Embora a maioria de nós a deseje, a
longevidade não está ao alcance de qualquer um. Apesar das opiniões de
doutos especialistas – demógrafos, médicos, etc. – o que acaba
sendo decisivo é uma bruta sorte, com a mão leve do destino escolhendo
um número relativamente pequeno de sujeitos que terão uma vida bem
comprida.
Porém, não basta viver mais;
fundamental, certamente, é ter uma vida bem vivida. E, para alguns, essa
vida longa é ainda sinônimo de notoriedade em toda a sua trajetória.
Dois brasileiros estão vivendo agora o
tempo que os aproxima dos cem anos. Eles são bem diferentes. Tudo indica
que a única coisa que pode aproximá-los é justamente sua longevidade,
além do fato de terem se notabilizado em suas respectivas trajetórias.
Esse dois brasileiros são Dercy Gonçalves
e Oscar Niemeyer. Ambos completam 99 anos.
Dercy, como sabemos, é um monumento da
cultura artística nacional. Embora não se constitua uma unanimidade,
por conta de seu comportamento desabrido, suas atitudes polêmicas –
como aquela de mostrar os seios "em pleno Sambódromo", num
enredo em que era merecidíssimamente homenageada – todos são unânimes
em reconhecê-la como uma grande dama do teatro, do cinema e da televisão.
Niemeyer também é quase uma
unanimidade, exceto para os que o consideram um “dinossauro” ideológico,
ao manter sua intransigente defesa do comunismo. Apesar disso, é
reconhecido mundialmente com um gênio da arquitetura.
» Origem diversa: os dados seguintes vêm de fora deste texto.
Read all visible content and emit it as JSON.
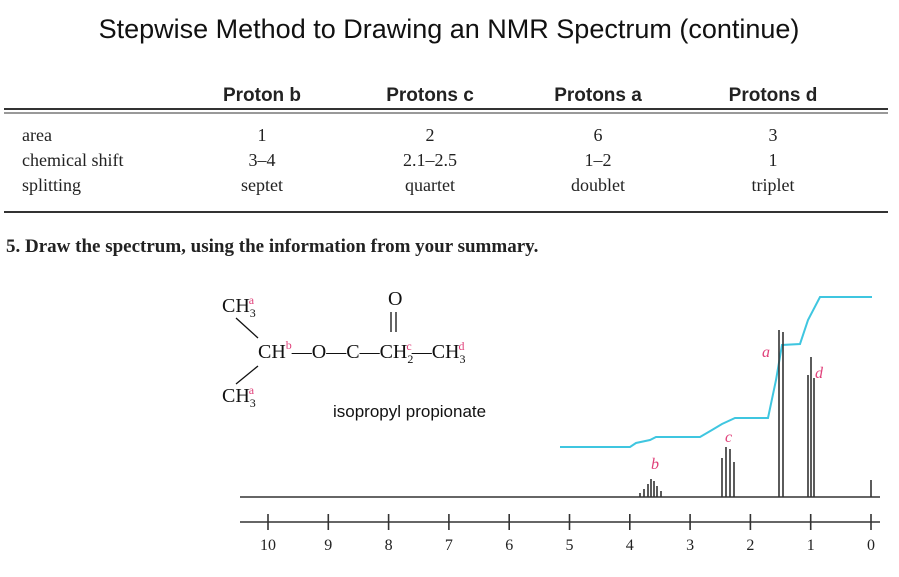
{
  "title": "Stepwise Method to Drawing an NMR Spectrum (continue)",
  "table": {
    "headers": [
      "Proton b",
      "Protons c",
      "Protons a",
      "Protons d"
    ],
    "rows": [
      [
        "area",
        "1",
        "2",
        "6",
        "3"
      ],
      [
        "chemical shift",
        "3–4",
        "2.1–2.5",
        "1–2",
        "1"
      ],
      [
        "splitting",
        "septet",
        "quartet",
        "doublet",
        "triplet"
      ]
    ]
  },
  "step": "5. Draw the spectrum, using the information from your summary.",
  "structure": {
    "carbonyl": "O",
    "top": [
      "CH",
      "3",
      "a"
    ],
    "chain": [
      "CH",
      "b",
      "—O—C—CH",
      "2",
      "c",
      "—CH",
      "3",
      "d"
    ],
    "bottom": [
      "CH",
      "3",
      "a"
    ],
    "name": "isopropyl propionate"
  },
  "spectrum": {
    "peak_labels": [
      "a",
      "b",
      "c",
      "d"
    ],
    "axis_ticks": [
      10,
      9,
      8,
      7,
      6,
      5,
      4,
      3,
      2,
      1,
      0
    ]
  }
}
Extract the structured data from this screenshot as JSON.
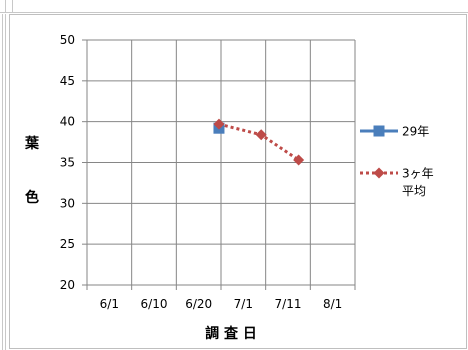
{
  "chart_data": {
    "type": "line",
    "ylabel_chars": [
      "葉",
      "色"
    ],
    "xlabel": "調 査 日",
    "ylim": [
      20,
      50
    ],
    "yticks": [
      20,
      25,
      30,
      35,
      40,
      45,
      50
    ],
    "xtick_labels": [
      "6/1",
      "6/10",
      "6/20",
      "7/1",
      "7/11",
      "8/1"
    ],
    "grid": true,
    "legend_position": "right",
    "series": [
      {
        "name": "29年",
        "color": "#4a7ebb",
        "marker": "square",
        "line": "solid",
        "x": [
          "6/25"
        ],
        "values": [
          39.2
        ]
      },
      {
        "name_lines": [
          "3ヶ年",
          "平均"
        ],
        "color": "#be4b48",
        "marker": "diamond",
        "line": "dotted",
        "x": [
          "6/25",
          "7/5",
          "7/16"
        ],
        "values": [
          39.7,
          38.4,
          35.3
        ]
      }
    ]
  }
}
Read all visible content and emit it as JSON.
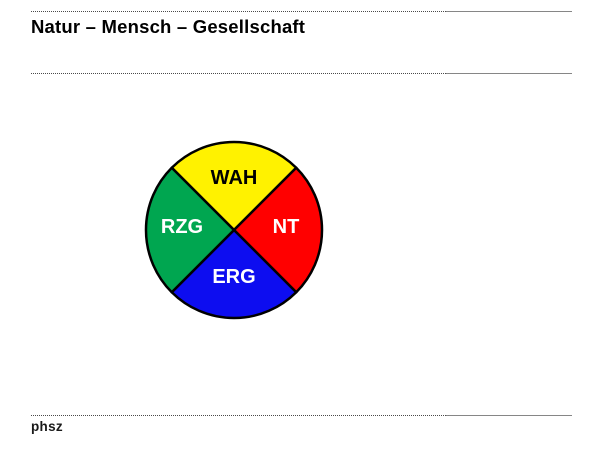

Dercy brilhou sempre, e para isto lutou
contra todos os preconceitos, desde quando, menina rebelde e desejosa de
materializar seu sonho de ser artista, largou a cidadezinha natal, Santa
Maria Madalena, acompanhou um circo mambembe e não somente chegou ao
estrelato, mas arrebentou com todas as resistências e abriu caminho para
o reconhecimento, a emancipação e o respeito pelas mulheres na vida artística.
Niemeyer, saindo de um patamar sócio-econômico
bem mais elevado, nem por isso lutou menos, brigou menos e defendeu menos
ardorosamente suas idéias inovadoras. E também abriu caminhos que
levaram não apenas ao reconhecimento de sua genialidade, mas ao respeito
pela arquitetura brasileira.
Ver Dercy nas chanchadas do cinema
nacional é ver um vulcão de inventividade, de improviso, de muita
espontaneidade. No teatro, seus “cacos” ajudaram a demolir aquele ranço
europeu de interpretação pomposa e enfatuada. Na TV, não precisamos
lembrar mais nada senão sua completa e imediata identificação com a
linguagem do povão.
As curvas de Niemeyer igualmente nos
encantam pela invenção, e nos conduzem num vôo de liberdade, que
contaminou até o peso e a rudeza do concreto, tornando-o leve e
conferindo-lhe movimento.
As palavras de Dercy, com freqüência
chocam. Seu famoso recurso aos palavrões, de tão bem colocados em seus
discursos diretos e desabridos, mudou a relação de praticamente todo
mundo com a linguagem chula, ao ponto de serem absorvidos até por
pessoas muito tradicionais.
Niemeyer fala pouco, baixo e
compassadamente. Sua discrição é notória. Mas seus traços na
prancheta são igualmente contundentes, como xingamentos lançados contra
visões arquitetônicas tradicionais, poluídas por volutas ou
sufocadoras dos seres humanos e agressoras da paisagem.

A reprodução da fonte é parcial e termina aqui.